Comp board has duty to help pro se litigants discern filing deadlines
Bohlmann v. Alaska Construction & Engineering, Inc., et al., No. 6362 (Alaska 04/17/09).
The Alaska Supreme Court reversed and remanded a finding that the pro se employee's claim was time-barred. It found that the Division of Workers' Compensation had a duty to assist the employee in discerning the correct filing deadlines.
What it means: In Alaska, the Division of Workers' Compensation and its staff owe a duty to unrepresented claimants to advise them of claims procedures and pursuing their compensation rights under the law.
An excavation operator for a construction company was severely injured when he was pinned under rocks from a falling boulder. The operator, who represented himself, requested an adjustment of his compensation rate for overtime allegedly based on advice from the workers' compensation division staff. The operator alleged the overtime had not been included when the compensation rate was initially calculated. The company disagreed, stating the compensation rate had been correctly computed. At a pretrial conference, the company made an erroneous assertion that the time for the operator to file his affidavit of readiness had already passed, and his claim was now time-barred. The Alaska Supreme Court held that the prehearing officer and the workers' compensation division staff should have at least given the pro se operator a specific deadline date for filing his affidavit or instructed him how to adequately pursue his compensation rights during litigation.
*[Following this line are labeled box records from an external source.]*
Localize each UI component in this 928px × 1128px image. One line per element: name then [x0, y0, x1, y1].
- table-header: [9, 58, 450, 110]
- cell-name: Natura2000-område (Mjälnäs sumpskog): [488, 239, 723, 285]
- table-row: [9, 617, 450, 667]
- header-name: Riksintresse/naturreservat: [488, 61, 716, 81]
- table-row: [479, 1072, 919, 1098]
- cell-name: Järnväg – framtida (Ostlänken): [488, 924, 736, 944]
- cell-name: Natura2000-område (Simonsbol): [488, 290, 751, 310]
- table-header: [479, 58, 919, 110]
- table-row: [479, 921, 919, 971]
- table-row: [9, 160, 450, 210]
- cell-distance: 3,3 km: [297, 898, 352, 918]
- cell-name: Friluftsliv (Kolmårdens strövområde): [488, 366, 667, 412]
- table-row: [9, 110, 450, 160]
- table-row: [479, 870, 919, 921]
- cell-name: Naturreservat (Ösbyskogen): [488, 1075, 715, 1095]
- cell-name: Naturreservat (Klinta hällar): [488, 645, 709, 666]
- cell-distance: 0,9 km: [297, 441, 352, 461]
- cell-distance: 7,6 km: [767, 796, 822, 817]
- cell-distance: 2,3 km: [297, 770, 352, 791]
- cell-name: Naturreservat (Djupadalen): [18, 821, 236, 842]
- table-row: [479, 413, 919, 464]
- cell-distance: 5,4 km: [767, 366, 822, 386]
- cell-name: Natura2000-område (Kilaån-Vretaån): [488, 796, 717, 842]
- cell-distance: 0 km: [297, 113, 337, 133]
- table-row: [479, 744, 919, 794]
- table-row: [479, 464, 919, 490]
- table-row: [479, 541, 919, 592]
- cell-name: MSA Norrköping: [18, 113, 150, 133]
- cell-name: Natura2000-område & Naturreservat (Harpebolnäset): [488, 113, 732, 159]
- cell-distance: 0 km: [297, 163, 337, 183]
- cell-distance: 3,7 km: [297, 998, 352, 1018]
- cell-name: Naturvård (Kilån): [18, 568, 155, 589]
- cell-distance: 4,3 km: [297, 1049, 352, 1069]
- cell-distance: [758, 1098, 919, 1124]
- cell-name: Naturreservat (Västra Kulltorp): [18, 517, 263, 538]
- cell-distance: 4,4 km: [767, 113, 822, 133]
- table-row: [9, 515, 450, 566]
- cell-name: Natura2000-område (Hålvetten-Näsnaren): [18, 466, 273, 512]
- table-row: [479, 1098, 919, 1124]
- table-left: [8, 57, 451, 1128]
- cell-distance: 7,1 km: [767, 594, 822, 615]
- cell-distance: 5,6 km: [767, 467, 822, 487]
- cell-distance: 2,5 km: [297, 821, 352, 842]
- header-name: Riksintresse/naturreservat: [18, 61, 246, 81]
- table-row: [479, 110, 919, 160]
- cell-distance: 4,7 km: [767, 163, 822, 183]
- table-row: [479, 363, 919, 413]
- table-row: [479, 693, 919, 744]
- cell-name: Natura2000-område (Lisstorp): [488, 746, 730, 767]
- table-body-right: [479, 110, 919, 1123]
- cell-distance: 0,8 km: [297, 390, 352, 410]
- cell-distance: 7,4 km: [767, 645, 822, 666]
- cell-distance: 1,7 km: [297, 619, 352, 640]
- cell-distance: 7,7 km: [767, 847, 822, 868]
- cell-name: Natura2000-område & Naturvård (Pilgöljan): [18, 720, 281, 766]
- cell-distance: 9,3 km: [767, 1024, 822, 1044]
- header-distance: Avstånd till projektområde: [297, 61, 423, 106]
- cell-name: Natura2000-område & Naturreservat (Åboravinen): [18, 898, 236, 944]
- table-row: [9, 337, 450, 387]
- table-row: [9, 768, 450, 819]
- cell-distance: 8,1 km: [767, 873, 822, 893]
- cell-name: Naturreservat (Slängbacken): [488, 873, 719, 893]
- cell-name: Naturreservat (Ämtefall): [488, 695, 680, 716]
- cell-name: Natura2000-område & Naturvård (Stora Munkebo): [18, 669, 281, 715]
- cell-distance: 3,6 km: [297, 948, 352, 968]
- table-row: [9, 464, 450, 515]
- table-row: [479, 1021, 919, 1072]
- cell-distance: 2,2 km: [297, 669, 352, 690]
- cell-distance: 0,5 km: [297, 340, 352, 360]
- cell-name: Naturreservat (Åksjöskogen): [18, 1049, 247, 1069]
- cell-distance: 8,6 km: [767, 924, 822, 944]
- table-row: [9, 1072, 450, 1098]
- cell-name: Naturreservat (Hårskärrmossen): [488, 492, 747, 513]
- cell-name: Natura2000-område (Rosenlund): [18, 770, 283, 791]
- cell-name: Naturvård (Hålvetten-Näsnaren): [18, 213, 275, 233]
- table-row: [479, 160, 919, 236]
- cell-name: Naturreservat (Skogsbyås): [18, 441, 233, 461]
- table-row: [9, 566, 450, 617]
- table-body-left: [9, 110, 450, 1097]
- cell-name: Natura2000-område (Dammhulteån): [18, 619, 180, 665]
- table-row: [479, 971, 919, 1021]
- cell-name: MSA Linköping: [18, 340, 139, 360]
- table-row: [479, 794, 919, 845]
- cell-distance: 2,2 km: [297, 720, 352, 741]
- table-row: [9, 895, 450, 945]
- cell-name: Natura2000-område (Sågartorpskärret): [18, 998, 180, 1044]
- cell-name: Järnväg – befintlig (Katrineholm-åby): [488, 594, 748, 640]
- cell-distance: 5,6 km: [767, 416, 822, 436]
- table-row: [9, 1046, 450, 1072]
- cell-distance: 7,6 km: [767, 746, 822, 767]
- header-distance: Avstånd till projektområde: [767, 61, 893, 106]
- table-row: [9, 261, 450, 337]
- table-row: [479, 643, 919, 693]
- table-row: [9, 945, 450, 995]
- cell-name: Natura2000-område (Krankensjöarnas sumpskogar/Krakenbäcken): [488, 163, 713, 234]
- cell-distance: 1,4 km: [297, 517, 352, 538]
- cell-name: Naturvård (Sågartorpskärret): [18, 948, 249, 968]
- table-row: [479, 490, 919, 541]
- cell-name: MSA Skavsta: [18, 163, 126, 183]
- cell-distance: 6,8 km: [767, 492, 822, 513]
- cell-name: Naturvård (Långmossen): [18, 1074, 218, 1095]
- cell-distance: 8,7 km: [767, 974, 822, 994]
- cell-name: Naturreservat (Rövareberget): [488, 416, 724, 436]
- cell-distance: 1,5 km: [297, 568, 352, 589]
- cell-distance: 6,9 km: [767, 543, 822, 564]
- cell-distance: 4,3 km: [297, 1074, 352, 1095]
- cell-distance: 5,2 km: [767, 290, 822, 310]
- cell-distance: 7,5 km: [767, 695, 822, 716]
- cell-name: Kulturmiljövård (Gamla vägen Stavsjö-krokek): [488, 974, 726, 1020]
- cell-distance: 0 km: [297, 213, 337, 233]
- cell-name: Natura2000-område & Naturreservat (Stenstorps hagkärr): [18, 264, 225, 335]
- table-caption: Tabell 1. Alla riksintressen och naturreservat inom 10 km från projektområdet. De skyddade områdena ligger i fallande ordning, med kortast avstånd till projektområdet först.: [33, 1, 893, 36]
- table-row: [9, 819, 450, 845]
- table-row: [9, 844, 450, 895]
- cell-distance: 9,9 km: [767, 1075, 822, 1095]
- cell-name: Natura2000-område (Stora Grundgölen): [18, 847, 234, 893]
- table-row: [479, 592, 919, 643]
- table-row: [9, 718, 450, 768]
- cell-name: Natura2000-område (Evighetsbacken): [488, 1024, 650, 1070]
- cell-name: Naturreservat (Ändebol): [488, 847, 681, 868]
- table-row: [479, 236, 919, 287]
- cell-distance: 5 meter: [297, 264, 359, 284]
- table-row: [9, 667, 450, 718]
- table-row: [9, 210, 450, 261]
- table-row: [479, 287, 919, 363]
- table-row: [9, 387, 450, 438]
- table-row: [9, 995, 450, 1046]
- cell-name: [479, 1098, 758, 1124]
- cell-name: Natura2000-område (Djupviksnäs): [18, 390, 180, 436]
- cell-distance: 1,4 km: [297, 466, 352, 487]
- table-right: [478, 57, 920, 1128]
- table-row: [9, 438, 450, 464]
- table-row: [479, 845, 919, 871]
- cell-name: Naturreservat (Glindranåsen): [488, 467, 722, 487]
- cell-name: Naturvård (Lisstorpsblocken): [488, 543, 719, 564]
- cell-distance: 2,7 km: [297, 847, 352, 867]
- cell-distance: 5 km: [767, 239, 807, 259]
The court found the staff had the opportunity and a duty to correct the erroneous statement made by the company. It also should have helped him determine the actual deadline "in more than general terms," as the operator did not have an attorney but was willing to pursue the rate adjustment claim.
The court found that, at a minimum, the division staff should have informed the operator how to preserve his claim or specifically how to evaluate the accuracy of the company's representation that the claim was time-barred. It reasoned that correcting the company's misstatement or telling the worker the actual date by which he needed to file his affidavit in order to preserve his claim would not have been advocacy for one party or the other.
The court reversed the decision that the operator's affidavit was time-barred, adding a presumption that the operator would have filed a timely affidavit had the staff satisfied its duty to him.